Her short story collections include Laments for the Living and After Such Pleasures, she published poetry in volumes titled Enough Rope, Sunset Gun, and Death and Taxes, and Constant Reader contains many of the book reviews she wrote for the New Yorker. Parker later worked on stage and film scripts, including A Star Is Born, the screenplay of which was nominated for an Academy Award.
3. S. J. Perelman
This master parodist, considered the pioneering American surrealist, is noted for his wordplay, including metaphors, non sequiturs, and obscure references and terms, and is celebrated overall for his devotion to the absurd. Perhaps you need to know nothing more than that he was the screenwriter for several of the best Marx Brothers films.
His works, more accurately referred to as sketches than short stories, are collected under such titles as Acres and Pains (about the ordeal of owning a Pennsylvania farm) and Crazy Like a Fox — or go for the obvious with The Best of S. J. Perelman. His talent declined as he grew older, but his best is among the best.
4. George S. Kaufman
Kaufman’s humor wasn’t written to be read — he was a prolific playwright and sometime screenwriter — but his scripts are exemplars of writing that induces laughter.
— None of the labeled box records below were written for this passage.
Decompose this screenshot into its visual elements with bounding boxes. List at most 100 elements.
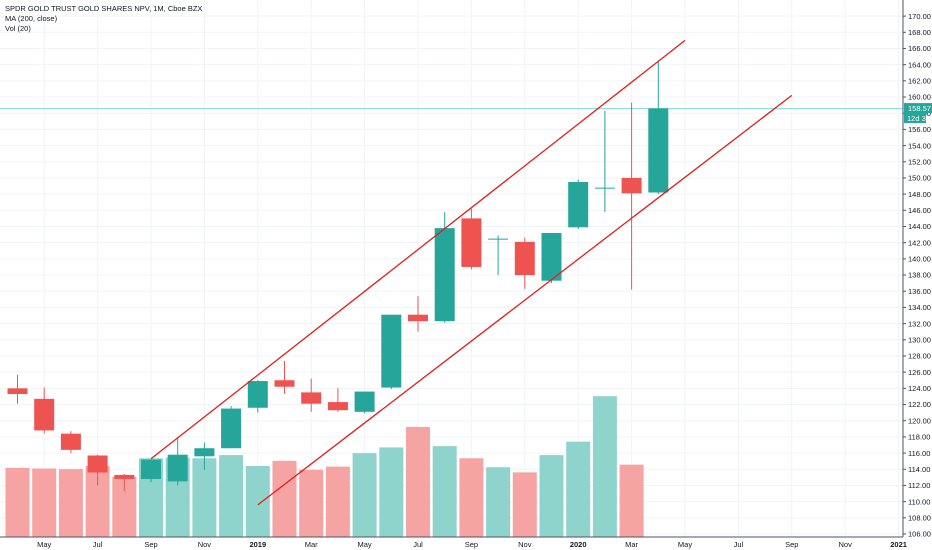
candle-body [541, 232, 562, 281]
volume-bar [245, 465, 270, 537]
candle-body [34, 398, 55, 431]
candle-body [381, 314, 402, 388]
volume-bar [58, 469, 83, 537]
time-axis-labels[interactable]: May Jul Sep Nov 2019 Mar May Jul Sep Nov 2020 Mar Ma… [37, 540, 907, 549]
price-tick-label: 156.00 [908, 125, 931, 134]
volume-bar [192, 458, 217, 537]
price-tick-label: 120.00 [908, 416, 931, 425]
last-price-tag: 158.57 12d 3h [904, 103, 932, 124]
candle-body [408, 314, 428, 322]
candle-body [648, 108, 669, 193]
ma-indicator-label[interactable]: MA (200, close) [5, 14, 58, 23]
price-tick-label: 136.00 [908, 287, 931, 296]
volume-bar [459, 458, 484, 537]
candle-body [114, 474, 135, 479]
volume-indicator-label[interactable]: Vol (20) [5, 24, 31, 33]
countdown-box [904, 113, 926, 124]
price-tick-label: 138.00 [908, 271, 931, 280]
time-tick-label: 2020 [570, 540, 587, 549]
volume-bar [379, 447, 404, 537]
volume-bar [272, 460, 297, 537]
chart-legend[interactable]: SPDR GOLD TRUST GOLD SHARES NPV, 1M, Cbo… [5, 4, 202, 34]
volume-bar [299, 469, 324, 537]
candle-body [461, 218, 482, 267]
price-tick-label: 152.00 [908, 157, 931, 166]
price-tick-label: 126.00 [908, 368, 931, 377]
time-tick-label: May [358, 540, 372, 549]
volume-bar [512, 472, 537, 537]
price-tick-label: 114.00 [908, 465, 930, 474]
price-tick-label: 168.00 [908, 28, 931, 37]
candle-body [274, 380, 295, 387]
price-tick-label: 142.00 [908, 238, 931, 247]
time-tick-label: Jul [413, 540, 423, 549]
candle-body [301, 392, 322, 404]
candle-body [221, 408, 242, 449]
candle-body [247, 381, 268, 408]
price-tick-label: 122.00 [908, 400, 931, 409]
price-tick-label: 170.00 [908, 12, 931, 21]
price-tick-label: 108.00 [908, 514, 931, 523]
price-tick-label: 130.00 [908, 335, 931, 344]
last-price-box [904, 103, 932, 114]
volume-bar [432, 446, 457, 537]
time-tick-label: May [678, 540, 692, 549]
volume-bar [566, 441, 591, 537]
volume-bar [352, 453, 377, 537]
time-tick-label: May [37, 540, 51, 549]
candle-body [7, 388, 28, 395]
time-tick-label: Mar [305, 540, 318, 549]
time-tick-label: Nov [198, 540, 212, 549]
candle-body [434, 228, 455, 322]
candle-body [141, 459, 161, 479]
volume-bar [219, 455, 244, 537]
price-tick-label: 128.00 [908, 352, 931, 361]
channel-lower-line [257, 94, 793, 506]
candle-body [621, 177, 642, 194]
candle-body [568, 181, 589, 228]
candle-body [194, 448, 215, 457]
price-tick-label: 134.00 [908, 303, 931, 312]
price-tick-label: 166.00 [908, 44, 931, 53]
time-tick-label: Sep [144, 540, 157, 549]
price-tick-label: 150.00 [908, 174, 931, 183]
time-tick-label: 2021 [890, 540, 907, 549]
volume-bar [592, 396, 617, 537]
candle-body [87, 455, 108, 473]
volume-bar [5, 467, 30, 537]
time-tick-label: Sep [785, 540, 798, 549]
candle-body [167, 454, 188, 482]
volume-bar [486, 467, 511, 537]
volume-bar [325, 466, 350, 537]
time-tick-label: Jul [93, 540, 103, 549]
grid [0, 0, 903, 537]
candle-body [327, 402, 348, 411]
symbol-title[interactable]: SPDR GOLD TRUST GOLD SHARES NPV, 1M, Cbo… [5, 4, 203, 13]
time-tick-label: Sep [465, 540, 478, 549]
time-tick-label: Nov [518, 540, 532, 549]
bar-countdown: 12d 3h [907, 114, 930, 123]
price-tick-label: 118.00 [908, 433, 930, 442]
volume-bar [32, 468, 57, 537]
price-tick-label: 162.00 [908, 77, 931, 86]
channel-upper-line [150, 39, 686, 460]
price-tick-label: 146.00 [908, 206, 931, 215]
price-tick-label: 112.00 [908, 481, 930, 490]
price-tick-label: 160.00 [908, 93, 931, 102]
candle-body [594, 187, 615, 189]
price-tick-label: 132.00 [908, 319, 931, 328]
last-price-value: 158.57 [908, 104, 931, 113]
time-tick-label: Nov [839, 540, 853, 549]
price-tick-label: 110.00 [908, 497, 930, 506]
price-tick-label: 140.00 [908, 255, 931, 264]
price-axis[interactable] [903, 0, 932, 550]
candle-body [488, 238, 509, 240]
volume-bar [406, 426, 430, 537]
price-tick-label: 116.00 [908, 449, 930, 458]
price-tick-label: 154.00 [908, 141, 931, 150]
candle-body [354, 391, 375, 412]
volume-bar [539, 455, 564, 537]
trend-channel[interactable] [150, 39, 793, 506]
time-tick-label: Jul [734, 540, 744, 549]
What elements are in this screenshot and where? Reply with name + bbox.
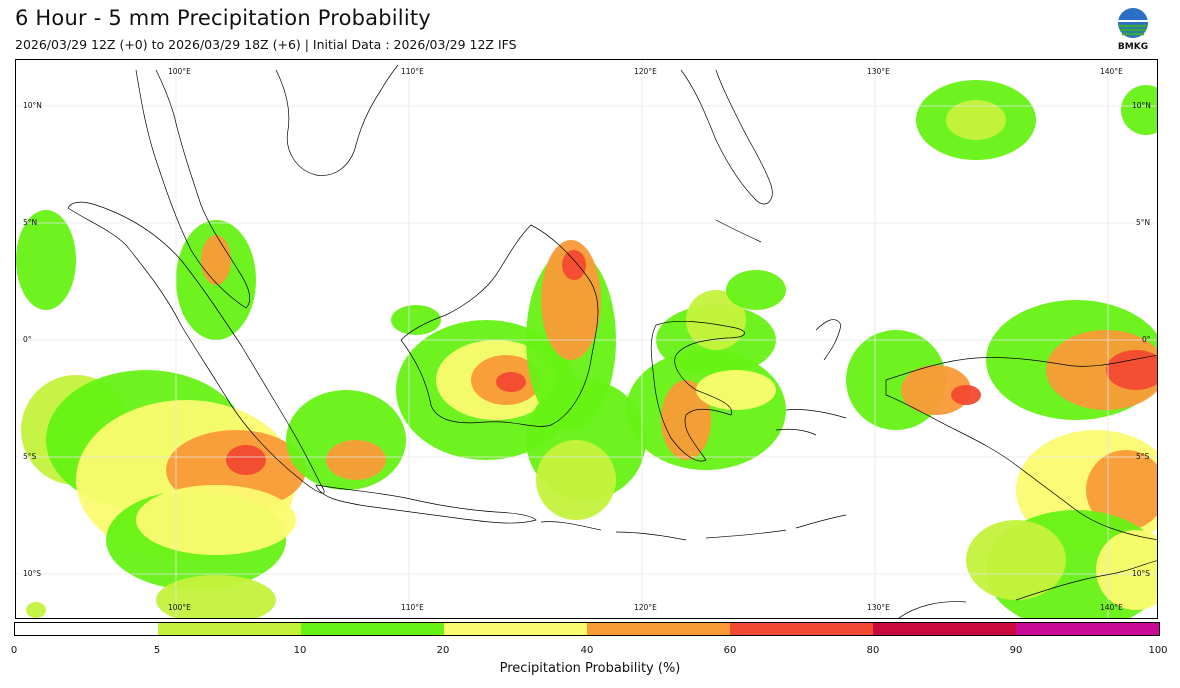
colorbar-segment bbox=[873, 623, 1016, 635]
colorbar bbox=[14, 622, 1160, 636]
precip-region bbox=[136, 485, 296, 555]
precip-region bbox=[391, 305, 441, 335]
precip-region bbox=[1121, 85, 1157, 135]
precip-region bbox=[326, 440, 386, 480]
colorbar-segment bbox=[301, 623, 444, 635]
colorbar-tick: 5 bbox=[153, 645, 161, 656]
precip-region bbox=[696, 370, 776, 410]
precip-region bbox=[901, 365, 971, 415]
lat-label-right: 0° bbox=[1142, 335, 1151, 344]
lon-label-top: 130°E bbox=[867, 67, 890, 76]
coast-sulawesi bbox=[650, 320, 746, 462]
lon-label-bottom: 130°E bbox=[867, 603, 890, 612]
precip-region bbox=[562, 250, 586, 280]
coast-borneo bbox=[400, 224, 599, 427]
colorbar-tick: 10 bbox=[293, 645, 307, 656]
coast-australia bbox=[898, 560, 1157, 618]
map-canvas bbox=[16, 60, 1157, 618]
lat-label-right: 10°S bbox=[1132, 569, 1151, 578]
precip-region bbox=[1086, 450, 1157, 530]
lat-label-left: 0° bbox=[23, 335, 32, 344]
colorbar-segment bbox=[444, 623, 587, 635]
coast-java bbox=[315, 484, 537, 524]
lon-label-top: 100°E bbox=[168, 67, 191, 76]
lon-label-top: 120°E bbox=[634, 67, 657, 76]
precip-region bbox=[16, 210, 76, 310]
lat-label-left: 5°N bbox=[23, 218, 38, 227]
gridlines bbox=[16, 60, 1157, 618]
coast-philippines bbox=[680, 69, 773, 243]
colorbar-tick: 20 bbox=[436, 645, 450, 656]
lon-label-top: 140°E bbox=[1100, 67, 1123, 76]
colorbar-tick: 100 bbox=[1148, 645, 1168, 656]
precip-region bbox=[726, 270, 786, 310]
coast-sumatra bbox=[67, 201, 325, 494]
precip-region bbox=[946, 100, 1006, 140]
coast-maluku bbox=[775, 319, 847, 436]
colorbar-tick: 90 bbox=[1009, 645, 1023, 656]
lat-label-left: 5°S bbox=[23, 452, 37, 461]
precipitation-layer bbox=[16, 80, 1157, 618]
colorbar-segment bbox=[15, 623, 158, 635]
lat-label-left: 10°S bbox=[23, 569, 42, 578]
lon-label-bottom: 110°E bbox=[401, 603, 424, 612]
precipitation-map: 100°E 110°E 120°E 130°E 140°E 100°E 110°… bbox=[15, 59, 1158, 619]
coastlines bbox=[67, 64, 1157, 618]
precip-region bbox=[26, 602, 46, 618]
precip-region bbox=[661, 380, 711, 460]
chart-subtitle: 2026/03/29 12Z (+0) to 2026/03/29 18Z (+… bbox=[15, 37, 517, 52]
precip-region bbox=[536, 440, 616, 520]
precip-region bbox=[1106, 350, 1157, 390]
lat-label-right: 5°N bbox=[1136, 218, 1151, 227]
lat-label-left: 10°N bbox=[23, 101, 42, 110]
precip-region bbox=[201, 235, 231, 285]
coast-indochina bbox=[275, 64, 399, 176]
colorbar-tick: 40 bbox=[580, 645, 594, 656]
coast-malaya bbox=[135, 69, 250, 309]
coast-papua bbox=[885, 354, 1157, 541]
colorbar-segment bbox=[730, 623, 873, 635]
lon-label-bottom: 100°E bbox=[168, 603, 191, 612]
precip-region bbox=[541, 240, 601, 360]
lat-label-right: 5°S bbox=[1136, 452, 1150, 461]
logo-text: BMKG bbox=[1117, 42, 1149, 52]
lat-label-right: 10°N bbox=[1132, 101, 1151, 110]
colorbar-tick: 60 bbox=[723, 645, 737, 656]
precip-region bbox=[156, 575, 276, 618]
colorbar-tick: 80 bbox=[866, 645, 880, 656]
coast-nusa-tenggara bbox=[540, 514, 847, 541]
colorbar-segment bbox=[587, 623, 730, 635]
precip-region bbox=[1046, 330, 1157, 410]
precip-region bbox=[951, 385, 981, 405]
colorbar-title: Precipitation Probability (%) bbox=[499, 661, 681, 676]
precip-region bbox=[496, 372, 526, 392]
colorbar-tick: 0 bbox=[10, 645, 18, 656]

Usually in collaboration with one or more other writers — his professional partners included Edna Ferber, George and Ira Gershwin, Moss Hart, and Morrie Ryskind — he wrote (and directed and produced) many enduring stage plays and musicals, though he was said to dislike the latter art form.
He shared the Pulitzer Prize for the comedy You Can’t Take It with You and the musical Of Thee I Sing! Other memorable works include Dinner at Eight, Stage Door, and The Man Who Came to Dinner (all of which, like You Can’t Take It with You, were adapted for the screen, all to great acclaim).
5. James Thurber
This American writer and cartoonist, who as a result of a childhood accident lost an eye and was nearly blind in the other, produced an impressive array of wryly amusing stories and illustrations. The book of short stories that brought him fame is called My Life and Hard Times; he also wrote some essays about language, including “The New Vocabularianism,” “The Spreading ‘You Know,’” and “What Do You Mean It Was Brillig?”
He also cowrote a stage play (later adapted into a film) called The Male Animal, and late in life appeared in the theatrical revue A Thurber Carnival, based on his stories, in a segment called “File and Forget.” He is best known for his short story “The Secret Life of Walter Mitty” (loosely — and, to Thurber’s mind, poorly — adapted into a movie), about a timid daydreamer.
Thurber is the only person on this list who was not a member of the loose-knit assemblage of wits who formed the Algonquin Round Table (named after the New York City hotel they frequently dined at), whose members sometimes collaborated creatively. (He was, in fact, a critic of the group’s sometimes vicious practical jokes — and some of its members, including Dorothy Parker, later disparaged it as well.)